How to Offset Personal Financial Risk through Life Insurance

life insurance

Financial risk is something we’ve covered at length – you might, for instance, have read about the four dimensional risk
profiling technique, which takes into account the dynamic nature of risk
management. That article, like many others on the topic of risk, starts from
the assumption that it’s often difficult to assess risk, since it depends on so
many outlying factors, most of which are subject to change throughout time. And
as numerous authors have suggested, a poorly articulated risk profile could become
outdated far faster than you initially thought out. Today’s post looks into yet
another articulation of financial risk: that exerted upon one’s personal finances.

Ideally, we all set out in life with a number of goals and
dreams, toward which we work and build on. However, there can be no talk of
personal finance risk management until we understand that, often enough, life
gets in the way and throws a proverbial monkey wrench in our plans. What is
there to be done? Be as prepared as possible, since you can’t really prevent or
expect the unexpected. You can, however, understand what the variables of that
‘unexpected’ might be.

Is life insurance the answer?

life insurance

Life insurance is one of the financial risk management tools
which many employ to offset their risk profile – for some of the stauncher
proponents of this resource, it’s actually the cornerstone of their plan for
personal financial security. But if you don’t know that much about it to begin
with, life insurance can seem ill-equipped to help you take care of your own
needs: after all, it only pays out benefits to those who survive you, after
your demise, right? Wrong – in fact, life insurance can help you manage
financial risks during your lifetime. You can either opt for term life
insurance, which will have you covered for a limited period of time (say, 10 to
20 years) and comes with lower premiums, or for permanent life insurance.
Should you choose the first variant, know that, in most cases, you’ll be able
to switch to permanent life insurance at some point, when you’re financially
ready. But why would you want to do that?

The short answer is “financial security” – and during your
lifetime, too. You see, permanent life insurance will accumulate cash value while
you’re alive. In case you need to use up that value, you can tap into it
through one or several disbursements, or even policy loans. Some insurers, for
instance, will pay the holder a yearly dividend, which they can then go on to
use in any way they see fit – for paying off their premiums, for instance,
buying more insurance, or simply to distribute cash. In brief, permanent life
insurance can clearly help you manage financial risks during your lifetime and,
should you choose to do this, it can also help you invest.

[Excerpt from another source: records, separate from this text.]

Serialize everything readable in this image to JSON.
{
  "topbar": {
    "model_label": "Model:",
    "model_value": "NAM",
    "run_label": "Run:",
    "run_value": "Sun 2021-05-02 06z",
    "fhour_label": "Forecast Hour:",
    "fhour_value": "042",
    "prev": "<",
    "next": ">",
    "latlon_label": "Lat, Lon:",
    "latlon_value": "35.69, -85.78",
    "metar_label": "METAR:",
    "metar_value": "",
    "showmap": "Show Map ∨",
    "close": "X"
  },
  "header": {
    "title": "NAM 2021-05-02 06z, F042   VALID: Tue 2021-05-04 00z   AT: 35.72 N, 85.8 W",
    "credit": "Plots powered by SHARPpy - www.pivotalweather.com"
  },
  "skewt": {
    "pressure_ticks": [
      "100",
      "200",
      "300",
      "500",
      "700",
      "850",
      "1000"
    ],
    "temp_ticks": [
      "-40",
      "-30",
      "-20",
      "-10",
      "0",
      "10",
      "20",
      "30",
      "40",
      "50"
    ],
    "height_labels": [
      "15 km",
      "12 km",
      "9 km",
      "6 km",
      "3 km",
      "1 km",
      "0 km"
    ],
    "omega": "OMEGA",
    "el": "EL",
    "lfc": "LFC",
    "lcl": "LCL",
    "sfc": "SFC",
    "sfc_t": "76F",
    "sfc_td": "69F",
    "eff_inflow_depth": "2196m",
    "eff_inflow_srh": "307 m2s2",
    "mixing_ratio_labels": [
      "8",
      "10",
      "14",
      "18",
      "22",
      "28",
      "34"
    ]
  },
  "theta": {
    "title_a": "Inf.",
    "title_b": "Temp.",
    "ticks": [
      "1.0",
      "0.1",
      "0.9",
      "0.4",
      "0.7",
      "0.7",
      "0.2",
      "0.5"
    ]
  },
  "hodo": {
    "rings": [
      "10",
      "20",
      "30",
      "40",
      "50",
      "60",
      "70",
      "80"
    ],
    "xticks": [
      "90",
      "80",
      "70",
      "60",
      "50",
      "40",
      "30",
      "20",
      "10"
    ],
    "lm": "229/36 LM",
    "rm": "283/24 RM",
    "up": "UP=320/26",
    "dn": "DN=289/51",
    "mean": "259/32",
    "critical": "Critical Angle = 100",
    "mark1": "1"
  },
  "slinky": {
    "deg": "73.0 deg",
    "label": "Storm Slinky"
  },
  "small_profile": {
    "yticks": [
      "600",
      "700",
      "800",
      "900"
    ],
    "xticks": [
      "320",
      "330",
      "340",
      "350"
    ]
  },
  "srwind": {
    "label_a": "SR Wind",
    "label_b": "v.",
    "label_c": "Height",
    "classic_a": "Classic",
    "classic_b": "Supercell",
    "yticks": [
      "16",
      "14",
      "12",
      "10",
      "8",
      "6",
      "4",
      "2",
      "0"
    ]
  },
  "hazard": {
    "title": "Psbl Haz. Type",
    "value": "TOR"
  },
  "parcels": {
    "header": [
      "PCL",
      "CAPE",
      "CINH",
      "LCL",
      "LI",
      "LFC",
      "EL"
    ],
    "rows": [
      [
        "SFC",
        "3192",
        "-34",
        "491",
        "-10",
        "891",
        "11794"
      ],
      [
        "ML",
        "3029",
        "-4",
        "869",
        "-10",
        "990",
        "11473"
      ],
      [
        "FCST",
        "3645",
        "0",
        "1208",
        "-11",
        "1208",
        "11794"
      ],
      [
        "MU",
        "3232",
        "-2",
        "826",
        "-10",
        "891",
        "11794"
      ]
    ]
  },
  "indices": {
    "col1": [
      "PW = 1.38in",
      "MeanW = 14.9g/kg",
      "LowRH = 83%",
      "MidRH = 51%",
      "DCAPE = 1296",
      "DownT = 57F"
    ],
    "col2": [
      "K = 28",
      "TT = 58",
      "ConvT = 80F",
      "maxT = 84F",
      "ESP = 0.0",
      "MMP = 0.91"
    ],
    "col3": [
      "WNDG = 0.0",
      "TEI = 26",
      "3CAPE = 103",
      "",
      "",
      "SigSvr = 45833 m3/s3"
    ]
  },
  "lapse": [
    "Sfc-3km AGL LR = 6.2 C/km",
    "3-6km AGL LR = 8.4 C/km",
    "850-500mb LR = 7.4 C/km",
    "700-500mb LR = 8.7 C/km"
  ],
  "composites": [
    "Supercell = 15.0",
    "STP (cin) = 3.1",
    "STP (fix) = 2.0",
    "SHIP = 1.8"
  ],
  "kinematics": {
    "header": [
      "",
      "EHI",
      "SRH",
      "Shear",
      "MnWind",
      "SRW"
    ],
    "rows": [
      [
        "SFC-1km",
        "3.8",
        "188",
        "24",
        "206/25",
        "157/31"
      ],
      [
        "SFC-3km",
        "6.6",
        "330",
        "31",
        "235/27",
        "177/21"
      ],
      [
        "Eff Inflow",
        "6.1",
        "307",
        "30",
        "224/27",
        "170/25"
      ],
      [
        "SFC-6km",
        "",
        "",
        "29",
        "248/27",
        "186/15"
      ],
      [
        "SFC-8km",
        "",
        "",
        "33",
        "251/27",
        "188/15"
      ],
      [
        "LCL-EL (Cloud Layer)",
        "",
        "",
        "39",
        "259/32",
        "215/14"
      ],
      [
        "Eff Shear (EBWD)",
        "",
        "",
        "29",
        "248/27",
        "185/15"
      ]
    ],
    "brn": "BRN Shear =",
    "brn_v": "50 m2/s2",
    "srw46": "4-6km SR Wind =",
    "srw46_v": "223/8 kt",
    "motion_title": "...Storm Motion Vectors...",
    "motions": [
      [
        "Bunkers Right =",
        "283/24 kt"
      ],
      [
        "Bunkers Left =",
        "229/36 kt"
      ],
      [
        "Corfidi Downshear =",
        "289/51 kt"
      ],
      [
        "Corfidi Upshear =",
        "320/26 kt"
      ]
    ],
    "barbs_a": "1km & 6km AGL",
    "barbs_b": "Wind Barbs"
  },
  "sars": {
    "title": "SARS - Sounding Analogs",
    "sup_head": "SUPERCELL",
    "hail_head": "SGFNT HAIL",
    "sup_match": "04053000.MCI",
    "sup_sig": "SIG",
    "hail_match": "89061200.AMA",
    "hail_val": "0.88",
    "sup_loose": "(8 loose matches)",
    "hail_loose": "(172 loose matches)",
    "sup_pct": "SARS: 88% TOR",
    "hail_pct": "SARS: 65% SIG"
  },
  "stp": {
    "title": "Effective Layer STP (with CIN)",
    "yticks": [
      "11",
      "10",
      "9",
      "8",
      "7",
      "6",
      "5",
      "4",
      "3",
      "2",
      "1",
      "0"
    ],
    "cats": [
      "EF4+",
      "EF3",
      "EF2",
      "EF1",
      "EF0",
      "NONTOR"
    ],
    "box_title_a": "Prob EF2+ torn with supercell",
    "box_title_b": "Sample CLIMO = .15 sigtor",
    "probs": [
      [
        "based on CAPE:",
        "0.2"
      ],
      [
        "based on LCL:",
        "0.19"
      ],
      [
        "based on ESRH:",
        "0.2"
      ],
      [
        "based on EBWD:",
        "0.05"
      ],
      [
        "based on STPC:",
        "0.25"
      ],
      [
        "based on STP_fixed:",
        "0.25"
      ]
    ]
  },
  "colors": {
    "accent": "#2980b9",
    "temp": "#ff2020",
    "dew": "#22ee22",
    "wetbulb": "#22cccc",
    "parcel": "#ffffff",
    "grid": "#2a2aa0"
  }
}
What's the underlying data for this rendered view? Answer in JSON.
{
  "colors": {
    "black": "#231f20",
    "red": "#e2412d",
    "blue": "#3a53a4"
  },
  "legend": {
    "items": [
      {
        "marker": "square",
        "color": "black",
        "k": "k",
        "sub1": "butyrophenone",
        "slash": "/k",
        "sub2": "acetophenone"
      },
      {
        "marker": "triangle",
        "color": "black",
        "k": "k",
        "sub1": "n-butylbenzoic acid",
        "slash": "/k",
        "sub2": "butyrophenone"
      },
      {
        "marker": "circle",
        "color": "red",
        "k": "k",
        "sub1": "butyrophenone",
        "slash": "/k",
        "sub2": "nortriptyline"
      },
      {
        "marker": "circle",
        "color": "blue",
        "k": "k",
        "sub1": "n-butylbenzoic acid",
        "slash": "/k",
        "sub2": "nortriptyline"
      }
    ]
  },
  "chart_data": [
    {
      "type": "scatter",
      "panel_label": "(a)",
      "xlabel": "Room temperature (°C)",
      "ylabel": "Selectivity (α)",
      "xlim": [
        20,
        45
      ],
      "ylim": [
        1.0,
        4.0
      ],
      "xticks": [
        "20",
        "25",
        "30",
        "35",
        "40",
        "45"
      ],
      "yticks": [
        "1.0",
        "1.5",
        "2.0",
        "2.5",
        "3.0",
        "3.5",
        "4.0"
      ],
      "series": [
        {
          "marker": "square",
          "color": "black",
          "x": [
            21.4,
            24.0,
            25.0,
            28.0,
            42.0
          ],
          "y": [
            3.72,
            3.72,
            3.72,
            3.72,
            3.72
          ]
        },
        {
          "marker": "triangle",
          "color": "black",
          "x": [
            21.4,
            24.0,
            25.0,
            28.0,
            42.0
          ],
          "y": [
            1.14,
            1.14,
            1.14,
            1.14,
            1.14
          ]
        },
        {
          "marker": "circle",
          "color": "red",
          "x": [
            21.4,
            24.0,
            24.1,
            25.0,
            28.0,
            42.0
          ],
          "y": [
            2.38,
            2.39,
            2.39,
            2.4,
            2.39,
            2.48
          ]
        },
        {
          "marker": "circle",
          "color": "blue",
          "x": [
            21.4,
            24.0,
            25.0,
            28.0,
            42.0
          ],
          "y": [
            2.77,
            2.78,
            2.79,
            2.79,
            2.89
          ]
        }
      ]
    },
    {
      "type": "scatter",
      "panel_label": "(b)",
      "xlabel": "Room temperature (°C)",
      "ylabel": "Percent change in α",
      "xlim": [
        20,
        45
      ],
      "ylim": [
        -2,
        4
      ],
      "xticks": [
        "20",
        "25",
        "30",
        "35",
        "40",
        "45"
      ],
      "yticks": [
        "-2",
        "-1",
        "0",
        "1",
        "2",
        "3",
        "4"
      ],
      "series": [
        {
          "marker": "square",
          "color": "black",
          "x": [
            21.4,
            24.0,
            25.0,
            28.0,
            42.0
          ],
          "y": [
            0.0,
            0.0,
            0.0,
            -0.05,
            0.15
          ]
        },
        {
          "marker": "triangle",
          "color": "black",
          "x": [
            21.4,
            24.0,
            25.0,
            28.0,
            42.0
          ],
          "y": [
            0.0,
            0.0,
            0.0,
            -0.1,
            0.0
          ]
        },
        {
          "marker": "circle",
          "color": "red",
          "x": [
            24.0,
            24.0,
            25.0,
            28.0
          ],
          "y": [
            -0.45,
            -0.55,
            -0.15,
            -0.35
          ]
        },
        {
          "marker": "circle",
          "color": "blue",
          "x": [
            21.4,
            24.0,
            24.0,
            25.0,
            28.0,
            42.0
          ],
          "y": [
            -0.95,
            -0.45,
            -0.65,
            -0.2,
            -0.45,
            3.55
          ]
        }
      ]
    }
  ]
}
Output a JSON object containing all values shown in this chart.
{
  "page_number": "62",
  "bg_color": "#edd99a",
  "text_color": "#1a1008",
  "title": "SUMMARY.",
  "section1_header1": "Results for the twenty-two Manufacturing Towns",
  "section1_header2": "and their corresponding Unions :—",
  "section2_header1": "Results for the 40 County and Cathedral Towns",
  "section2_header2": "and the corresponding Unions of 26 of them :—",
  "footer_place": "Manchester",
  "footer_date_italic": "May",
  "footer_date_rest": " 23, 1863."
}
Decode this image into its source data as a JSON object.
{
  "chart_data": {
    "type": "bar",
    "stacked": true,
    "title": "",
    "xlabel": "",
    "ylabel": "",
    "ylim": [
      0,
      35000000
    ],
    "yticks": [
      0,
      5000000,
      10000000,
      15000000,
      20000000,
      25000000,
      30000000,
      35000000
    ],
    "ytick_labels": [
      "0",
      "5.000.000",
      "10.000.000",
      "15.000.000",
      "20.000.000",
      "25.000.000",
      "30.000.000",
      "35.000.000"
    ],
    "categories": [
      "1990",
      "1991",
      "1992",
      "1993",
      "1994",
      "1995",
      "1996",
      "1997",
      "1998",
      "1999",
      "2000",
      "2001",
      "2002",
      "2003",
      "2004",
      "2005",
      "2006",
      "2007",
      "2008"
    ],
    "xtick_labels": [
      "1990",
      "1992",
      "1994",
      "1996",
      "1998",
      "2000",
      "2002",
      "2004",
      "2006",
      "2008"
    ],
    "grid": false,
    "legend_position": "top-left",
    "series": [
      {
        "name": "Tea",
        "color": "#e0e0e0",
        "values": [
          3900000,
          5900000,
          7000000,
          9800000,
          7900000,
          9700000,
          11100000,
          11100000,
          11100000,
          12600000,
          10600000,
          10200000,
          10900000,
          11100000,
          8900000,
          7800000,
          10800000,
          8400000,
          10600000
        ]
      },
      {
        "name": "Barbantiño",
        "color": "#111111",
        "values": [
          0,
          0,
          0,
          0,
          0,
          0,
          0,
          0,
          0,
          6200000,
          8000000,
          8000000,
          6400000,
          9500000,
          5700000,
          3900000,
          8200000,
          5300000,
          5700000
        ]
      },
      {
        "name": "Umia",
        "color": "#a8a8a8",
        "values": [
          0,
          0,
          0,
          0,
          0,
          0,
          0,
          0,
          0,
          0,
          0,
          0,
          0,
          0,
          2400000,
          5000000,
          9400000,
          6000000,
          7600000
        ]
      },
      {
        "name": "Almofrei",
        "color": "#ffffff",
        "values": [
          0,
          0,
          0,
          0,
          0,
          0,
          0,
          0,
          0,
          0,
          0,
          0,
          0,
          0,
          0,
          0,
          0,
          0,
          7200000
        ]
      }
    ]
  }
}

What are your personal financial risks?

personal financial risks

Health
risks

‘What does permanent life insurance have to do with health
risks?’, you may wonder. After all, that’s what health insurance exists, right?
To offset the cost of medical care and ensure that you’re not overtaxed by such
expenses. However, in some cases, medical expenses can come with such a high
toll, or occur in a context in which your health care policy does not provide
adequate protection, that you come to require extra money. That’s when
permanent life insurance can help: you can cash in portions of it, to cover for
medical expenses, or, in the event of long-term care, you can use some of the
policy’s cash value to cover for it. Some such policies also come with a
disability waiver, which say that the insurance fund will pay for your care,
should you become disabled through a unfortunate event.

Debt
and business risks

Some expenses in life simply cannot be foretold, while others
are too big to be covered through one’s income. Aside from emergencies,
consider the situation in which you want to take up a home improvement project
or put in a down payment on a home. Of course, you can borrow that money, but
you can also convert the cash value of your permanent life insurance to pay the
costs.

The
cost of education

Is a college education in the books, in your family? Then
perhaps the best place to start is a website which offers a calculator, since
student loan debt is a painful reality for many these days. The cost of
education can run high and if you want to work out that cost, click here. Then,
figure out if permanent life insurance can help: perhaps your version of a good
life is one at the end of which you leave your grandchildren with the costs of
college covered. If this is the case, permanent life insurance and its cash
value can be used to fund a college education.

Old
age

For some, the definition of a happy, fulfilled life, involves
living into one’s ripe old age, as to see children marry, grandchildren born,
and bring lifelong plans to fruition. However, what if those 20 to 40 years the
average American gets to live post-retirement are under-funded? Permanent life
insurance can, in some cases, help with that, as you can convert its cash value
into income that you use in your retirement years.

Tax
risks

Perhaps
the top advantage of holding a permanent life insurance policy is that it can
help with your taxes. As explained above, most permanent life insurance
policies will accumulate some earnings, which are not taxable. If you do choose
to cash out some of the gains on your policy, you can lower those very taxable
gains by reducing the amount of protection your insurance policy warrants in
the first place. You can basically do the same thing with an investment
account, like a 401k or an IRA and, depending on whom you ask, it’s probably a
better idea to fund such accounts to the maximum, before you even consider an
insurance policy with an investment portion. However, such policies often come
with a wide and interesting range of options for you to invest in: stocks,
bonds, balanced and international mutual funds, and the like.